Einfach und komplizierte Sprache

Nein, ich war nie ein großer Fan von Thomas Mann. In meinem Germanistik-Studium las ich notgedrungen das eine oder andere Buch von ihm und quälte mich von Bandwurm-Satz zu Bandwurm-Satz.

Ich will nicht seine Qualität als Literat in Frage stellen – mir war sein Bruder Heinrich mit seinen kurzen, klaren Sätze und seiner Zugewandtheit zum Leben und den Menschen schlicht näher. Später im PR-Volontariat und in den Texter-Seminaren der Bayerischen Presseakademie lautete die Devise: kurz, klar, knackig.

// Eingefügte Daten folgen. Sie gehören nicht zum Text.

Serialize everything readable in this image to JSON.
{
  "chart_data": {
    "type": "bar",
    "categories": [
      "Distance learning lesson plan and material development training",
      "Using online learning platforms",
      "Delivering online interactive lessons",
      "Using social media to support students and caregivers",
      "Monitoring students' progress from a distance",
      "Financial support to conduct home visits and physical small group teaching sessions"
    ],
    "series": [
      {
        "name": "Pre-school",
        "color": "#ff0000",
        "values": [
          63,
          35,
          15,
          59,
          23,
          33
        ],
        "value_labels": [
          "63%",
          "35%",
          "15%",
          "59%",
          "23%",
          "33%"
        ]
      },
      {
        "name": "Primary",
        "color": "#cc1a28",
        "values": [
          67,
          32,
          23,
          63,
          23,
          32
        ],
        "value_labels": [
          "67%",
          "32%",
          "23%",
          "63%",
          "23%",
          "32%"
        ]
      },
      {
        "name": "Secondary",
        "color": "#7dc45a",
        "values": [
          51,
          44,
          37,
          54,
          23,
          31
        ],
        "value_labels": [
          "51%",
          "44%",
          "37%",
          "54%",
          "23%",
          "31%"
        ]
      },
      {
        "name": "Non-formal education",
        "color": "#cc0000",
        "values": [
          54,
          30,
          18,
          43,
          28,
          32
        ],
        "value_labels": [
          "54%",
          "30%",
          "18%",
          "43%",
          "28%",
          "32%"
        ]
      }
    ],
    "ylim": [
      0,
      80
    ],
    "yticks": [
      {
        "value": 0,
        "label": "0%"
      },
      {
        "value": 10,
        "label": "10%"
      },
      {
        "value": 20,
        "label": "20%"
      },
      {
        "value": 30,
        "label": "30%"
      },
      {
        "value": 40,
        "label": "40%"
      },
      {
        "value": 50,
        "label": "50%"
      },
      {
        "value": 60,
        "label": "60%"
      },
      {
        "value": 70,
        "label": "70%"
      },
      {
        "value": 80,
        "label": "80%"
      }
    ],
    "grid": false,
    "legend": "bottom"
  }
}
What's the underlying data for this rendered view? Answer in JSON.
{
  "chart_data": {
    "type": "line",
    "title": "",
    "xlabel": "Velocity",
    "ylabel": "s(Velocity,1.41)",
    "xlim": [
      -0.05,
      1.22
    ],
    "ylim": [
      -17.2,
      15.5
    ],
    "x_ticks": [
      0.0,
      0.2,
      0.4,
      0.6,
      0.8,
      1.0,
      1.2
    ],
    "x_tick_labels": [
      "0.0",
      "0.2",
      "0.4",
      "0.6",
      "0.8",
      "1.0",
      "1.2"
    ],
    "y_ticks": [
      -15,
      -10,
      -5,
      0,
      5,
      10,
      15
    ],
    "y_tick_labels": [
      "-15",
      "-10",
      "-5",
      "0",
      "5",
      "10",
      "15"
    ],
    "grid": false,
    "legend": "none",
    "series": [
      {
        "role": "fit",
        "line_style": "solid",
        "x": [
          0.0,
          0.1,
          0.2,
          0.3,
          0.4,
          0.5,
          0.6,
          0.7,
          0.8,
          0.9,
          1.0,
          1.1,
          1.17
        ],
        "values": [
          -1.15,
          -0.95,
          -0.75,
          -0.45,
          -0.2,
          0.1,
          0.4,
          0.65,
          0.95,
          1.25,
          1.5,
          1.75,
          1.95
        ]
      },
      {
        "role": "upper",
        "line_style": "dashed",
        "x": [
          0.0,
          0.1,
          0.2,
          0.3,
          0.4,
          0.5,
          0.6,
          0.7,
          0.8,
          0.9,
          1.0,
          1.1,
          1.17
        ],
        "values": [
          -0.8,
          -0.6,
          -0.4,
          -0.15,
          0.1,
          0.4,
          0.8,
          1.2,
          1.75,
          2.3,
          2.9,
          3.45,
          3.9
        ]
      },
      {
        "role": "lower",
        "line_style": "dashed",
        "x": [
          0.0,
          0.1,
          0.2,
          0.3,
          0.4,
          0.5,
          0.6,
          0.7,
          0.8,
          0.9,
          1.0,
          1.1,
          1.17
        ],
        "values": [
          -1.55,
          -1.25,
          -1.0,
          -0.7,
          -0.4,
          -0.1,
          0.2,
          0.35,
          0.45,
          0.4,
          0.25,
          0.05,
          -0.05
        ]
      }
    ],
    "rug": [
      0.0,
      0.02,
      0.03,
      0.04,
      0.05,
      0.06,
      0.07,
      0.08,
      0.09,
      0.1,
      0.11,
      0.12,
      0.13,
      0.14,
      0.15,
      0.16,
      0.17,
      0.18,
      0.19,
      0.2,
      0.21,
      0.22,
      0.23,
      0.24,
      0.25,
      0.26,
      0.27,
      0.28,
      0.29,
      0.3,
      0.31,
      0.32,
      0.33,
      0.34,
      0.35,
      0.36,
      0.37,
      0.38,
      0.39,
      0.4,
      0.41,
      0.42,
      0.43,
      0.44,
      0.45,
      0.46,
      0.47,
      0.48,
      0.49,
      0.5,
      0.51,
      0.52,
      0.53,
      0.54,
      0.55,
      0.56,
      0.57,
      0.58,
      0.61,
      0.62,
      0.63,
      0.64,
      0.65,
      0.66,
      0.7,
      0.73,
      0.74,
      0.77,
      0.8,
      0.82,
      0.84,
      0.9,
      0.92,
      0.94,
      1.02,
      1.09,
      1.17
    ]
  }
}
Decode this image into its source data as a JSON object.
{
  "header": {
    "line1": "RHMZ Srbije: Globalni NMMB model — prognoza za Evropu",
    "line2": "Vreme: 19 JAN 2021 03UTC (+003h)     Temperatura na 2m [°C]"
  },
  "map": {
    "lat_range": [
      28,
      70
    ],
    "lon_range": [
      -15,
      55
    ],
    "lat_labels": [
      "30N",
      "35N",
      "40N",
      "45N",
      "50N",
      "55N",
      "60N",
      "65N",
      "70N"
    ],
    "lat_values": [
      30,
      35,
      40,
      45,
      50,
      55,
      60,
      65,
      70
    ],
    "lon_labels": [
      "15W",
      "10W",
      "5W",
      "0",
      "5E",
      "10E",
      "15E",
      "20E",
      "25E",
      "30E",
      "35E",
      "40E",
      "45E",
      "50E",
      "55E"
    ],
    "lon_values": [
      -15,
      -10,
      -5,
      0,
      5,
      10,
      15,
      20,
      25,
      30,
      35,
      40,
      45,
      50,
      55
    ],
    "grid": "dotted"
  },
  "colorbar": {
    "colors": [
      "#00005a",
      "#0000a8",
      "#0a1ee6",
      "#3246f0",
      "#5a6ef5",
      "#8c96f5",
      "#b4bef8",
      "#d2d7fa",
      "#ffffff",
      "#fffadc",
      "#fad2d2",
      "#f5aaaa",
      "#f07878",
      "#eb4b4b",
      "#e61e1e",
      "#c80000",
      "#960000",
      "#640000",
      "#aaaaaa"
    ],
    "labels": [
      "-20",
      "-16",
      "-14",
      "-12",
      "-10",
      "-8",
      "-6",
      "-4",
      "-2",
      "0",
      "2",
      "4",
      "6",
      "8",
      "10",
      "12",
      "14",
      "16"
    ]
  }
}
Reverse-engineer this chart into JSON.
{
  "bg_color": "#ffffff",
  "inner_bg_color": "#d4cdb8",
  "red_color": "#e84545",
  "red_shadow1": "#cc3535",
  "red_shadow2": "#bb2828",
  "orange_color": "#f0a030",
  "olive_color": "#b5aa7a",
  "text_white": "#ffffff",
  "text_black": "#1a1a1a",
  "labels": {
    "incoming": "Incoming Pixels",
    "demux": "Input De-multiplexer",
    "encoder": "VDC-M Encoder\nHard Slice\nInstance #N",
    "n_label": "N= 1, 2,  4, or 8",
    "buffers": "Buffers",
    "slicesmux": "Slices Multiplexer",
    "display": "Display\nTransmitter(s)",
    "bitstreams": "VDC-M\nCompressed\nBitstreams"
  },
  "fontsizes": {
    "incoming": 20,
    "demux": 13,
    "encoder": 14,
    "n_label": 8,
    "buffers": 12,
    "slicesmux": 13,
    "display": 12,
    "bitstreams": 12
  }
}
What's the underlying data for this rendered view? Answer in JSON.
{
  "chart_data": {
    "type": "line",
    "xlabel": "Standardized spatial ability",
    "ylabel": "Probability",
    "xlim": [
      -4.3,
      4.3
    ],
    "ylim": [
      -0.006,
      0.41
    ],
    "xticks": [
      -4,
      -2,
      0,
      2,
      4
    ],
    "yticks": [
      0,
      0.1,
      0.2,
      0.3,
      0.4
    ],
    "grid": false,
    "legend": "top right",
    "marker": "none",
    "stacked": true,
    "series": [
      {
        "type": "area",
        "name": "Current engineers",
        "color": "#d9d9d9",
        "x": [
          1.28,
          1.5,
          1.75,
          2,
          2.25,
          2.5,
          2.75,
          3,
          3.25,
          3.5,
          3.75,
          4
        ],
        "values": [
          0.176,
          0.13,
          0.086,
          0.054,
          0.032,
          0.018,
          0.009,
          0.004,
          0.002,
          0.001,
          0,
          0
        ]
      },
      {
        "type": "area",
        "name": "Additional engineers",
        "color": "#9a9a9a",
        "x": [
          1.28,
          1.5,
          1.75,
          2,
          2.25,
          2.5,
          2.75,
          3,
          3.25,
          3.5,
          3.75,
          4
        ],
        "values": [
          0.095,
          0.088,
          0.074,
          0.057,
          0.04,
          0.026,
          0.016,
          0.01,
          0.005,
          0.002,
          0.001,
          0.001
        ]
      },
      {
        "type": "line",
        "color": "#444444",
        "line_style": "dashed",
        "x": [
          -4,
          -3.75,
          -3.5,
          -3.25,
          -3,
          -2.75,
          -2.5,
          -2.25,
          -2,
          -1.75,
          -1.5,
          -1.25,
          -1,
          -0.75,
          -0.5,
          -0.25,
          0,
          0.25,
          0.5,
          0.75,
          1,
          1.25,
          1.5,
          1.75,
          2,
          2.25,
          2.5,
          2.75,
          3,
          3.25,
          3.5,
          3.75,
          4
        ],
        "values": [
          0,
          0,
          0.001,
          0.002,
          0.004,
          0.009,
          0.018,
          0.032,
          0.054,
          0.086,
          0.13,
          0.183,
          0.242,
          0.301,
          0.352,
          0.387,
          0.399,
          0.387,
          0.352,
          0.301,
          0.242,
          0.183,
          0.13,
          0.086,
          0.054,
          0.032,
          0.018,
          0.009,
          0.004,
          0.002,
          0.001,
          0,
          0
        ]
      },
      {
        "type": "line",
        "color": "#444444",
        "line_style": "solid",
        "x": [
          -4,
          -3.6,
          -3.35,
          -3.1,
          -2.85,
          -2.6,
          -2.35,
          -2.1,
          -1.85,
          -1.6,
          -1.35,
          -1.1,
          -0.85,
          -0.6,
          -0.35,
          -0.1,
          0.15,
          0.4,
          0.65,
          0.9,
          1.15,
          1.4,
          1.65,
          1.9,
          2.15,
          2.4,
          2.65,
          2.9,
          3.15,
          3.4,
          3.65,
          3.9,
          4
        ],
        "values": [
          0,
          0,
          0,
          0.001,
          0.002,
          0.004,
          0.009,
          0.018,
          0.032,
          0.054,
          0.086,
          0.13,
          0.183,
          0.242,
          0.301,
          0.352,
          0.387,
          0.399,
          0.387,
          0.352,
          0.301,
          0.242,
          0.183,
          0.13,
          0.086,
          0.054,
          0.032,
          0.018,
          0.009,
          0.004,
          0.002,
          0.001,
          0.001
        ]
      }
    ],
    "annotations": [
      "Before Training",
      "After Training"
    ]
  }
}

Vorbild: die Headlines in der B***-„Zeitung“.

 

Wo ging der Satz nochmal los?

 

Klar: Verschachtelte Sätze haben in Werbetexten und PR-Artikeln nichts zu suchen. Andernorts sehne ich mich aber heute manchmal nach kunstvollen Satz-Konstrukten, die Einblick in einen verschwurbelten Geist geben. Die Nuancen, Zweifel, Widersprüche, Himmel und Hölle und alles, was sich dazwischen verfängt, abbilden. Nicht jeder Satz muss klar sein, einen Sinn haben. Wie auch nicht jeder Gedanke klar ist und das Leben kausal. In der Unklarheit kann eine große Schönheit liegen.

 

Schleier drüber!

 

Nach wie vor wütend macht mich aber eine Sprache, deren Kompliziertheit von Inhaltslosigkeit ablenkt und/oder verschleiern soll. Sie wird besonders häufig in der Politik verwendet und in Ämtern. Sie hält die Menschen auf Abstand, gibt ihnen das Gefühl, doof zu sein. Dabei ist im Grunde das Gegenteil der Fall. George Bernhard Shaw sagte „Hohe Bildung kann man dadurch beweisen, dass man die kompliziertesten Dinge auf einfache Art zu erläutern versteht“ und ich finde, er hat vollkommen recht. Wenn man also zum Beispiel nach einer Politiker-Rede nur Bahnhof versteht, soll man entweder getäuscht werden, der Typ hat selber keine Ahnung und versucht es hinter Worthülen zu verbergen – oder er ist schlicht ungebildet.